Spatio-Temporal Query Generation Intuition#

This notebook builds practical intuition for query generation parameters in OceanTACO.

It focuses on two APIs:

  • QueryGenerator.generate_training_queries(...) for random training samples

  • QueryGenerator.generate_eval_queries(...) for deterministic evaluation grids

The experiments are lightweight and do not require downloading OceanTACO tiles.

1. Imports and Setup#

# Verify ocean_taco is installed.
# Uncomment one line to install inside this notebook:
# %pip install "ocean_taco[hf] @ git+https://github.com/nilsleh/oceanTACO.git@main"
# %pip install ocean-taco[hf]
import ocean_taco
print(f"ocean_taco {ocean_taco.__version__} ready")
ocean_taco 0.1.0 ready
import os
from pathlib import Path

import cartopy
import cartopy.crs as ccrs
import cartopy.feature as cfeature
import matplotlib.patches as mpatches
import matplotlib.pyplot as plt
import numpy as np
import pandas as pd
import seaborn as sns

from ocean_taco.dataset import PatchSize, QueryGenerator

sns.set_context("paper", font_scale=1.1)
plt.rcParams["font.family"] = "serif"


def _configure_cartopy_dir(path: str):
    p = Path(path).expanduser()
    p.mkdir(parents=True, exist_ok=True)
    os.environ["CARTOPY_USER_DIR"] = str(p)
    cartopy.config["data_dir"] = str(p)


_configure_cartopy_dir("./.cartopy")
# Core configuration shared by all sweeps
STUDY_BBOX = (-80, -10, 10, 55)
PATCH_SIZE = PatchSize(10, "deg")

TRAIN_DATE_RANGE = ("2023-04-01", "2023-06-30")
EVAL_DATE_RANGE = ("2023-07-01", "2023-08-30")

qg = QueryGenerator()

print(f"Study bbox: {STUDY_BBOX}")
print(f"Patch size: {PATCH_SIZE}")
print(f"Training date range: {TRAIN_DATE_RANGE}")
print(f"Eval date range: {EVAL_DATE_RANGE}")
Study bbox: (-80, -10, 10, 55)
Patch size: 10deg
Training date range: ('2023-04-01', '2023-06-30')
Eval date range: ('2023-07-01', '2023-08-30')
def draw_query_map(ax, queries, title, bbox, color, alpha=0.12, lw=0.5):
    lon_min, lon_max, lat_min, lat_max = bbox
    ax.set_extent([lon_min, lon_max, lat_min, lat_max], crs=ccrs.PlateCarree())
    ax.add_feature(cfeature.OCEAN, facecolor="#d0e8f5", zorder=0)
    ax.add_feature(cfeature.LAND, facecolor="#ece7df", edgecolor="none", zorder=1)
    ax.coastlines(linewidth=0.6, color="#555", zorder=2)

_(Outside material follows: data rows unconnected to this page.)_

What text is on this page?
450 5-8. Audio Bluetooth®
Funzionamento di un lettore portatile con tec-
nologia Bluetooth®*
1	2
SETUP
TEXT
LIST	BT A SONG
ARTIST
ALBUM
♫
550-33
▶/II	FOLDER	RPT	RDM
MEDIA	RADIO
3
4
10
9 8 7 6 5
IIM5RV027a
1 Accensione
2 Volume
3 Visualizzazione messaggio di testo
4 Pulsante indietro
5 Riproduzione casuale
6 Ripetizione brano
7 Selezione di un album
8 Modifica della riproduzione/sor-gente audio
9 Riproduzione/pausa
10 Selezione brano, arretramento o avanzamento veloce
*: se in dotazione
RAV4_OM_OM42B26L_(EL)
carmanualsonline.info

    gl = ax.gridlines(draw_labels=True, linewidth=0.3, alpha=0.4, color="gray")
    gl.top_labels = False
    gl.right_labels = False

    for q in queries:
        rect = mpatches.Rectangle(
            (q.lon_min, q.lat_min),
            q.lon_max - q.lon_min,
            q.lat_max - q.lat_min,
            linewidth=lw,
            edgecolor=color,
            facecolor=color,
            alpha=alpha,
            transform=ccrs.PlateCarree(),
            zorder=3,
        )
        ax.add_patch(rect)

    border = mpatches.Rectangle(
        (lon_min, lat_min),
        lon_max - lon_min,
        lat_max - lat_min,
        linewidth=1.3,
        edgecolor="#cc3333",
        facecolor="none",
        linestyle="--",
        transform=ccrs.PlateCarree(),
        zorder=4,
    )
    ax.add_patch(border)
    ax.set_title(title, fontsize=10)


def summarize_queries(name, queries):
    if not queries:
        return {"case": name, "n_queries": 0, "n_unique_days": 0}

    widths = np.array([q.lon_max - q.lon_min for q in queries], dtype=float)
    heights = np.array([q.lat_max - q.lat_min for q in queries], dtype=float)
    starts = [q.time_start for q in queries]

    return {
        "case": name,
        "n_queries": len(queries),
        "n_unique_days": len(set(starts)),
        "mean_patch_lon_deg": float(widths.mean()),
        "mean_patch_lat_deg": float(heights.mean()),
    }

2. Training Queries: Random Sampling Controls#

We vary these parameters for generate_training_queries:

  • seed: changes random placement while keeping settings fixed

  • max_spatial_overlap: controls how much accepted patches may overlap (IoU threshold)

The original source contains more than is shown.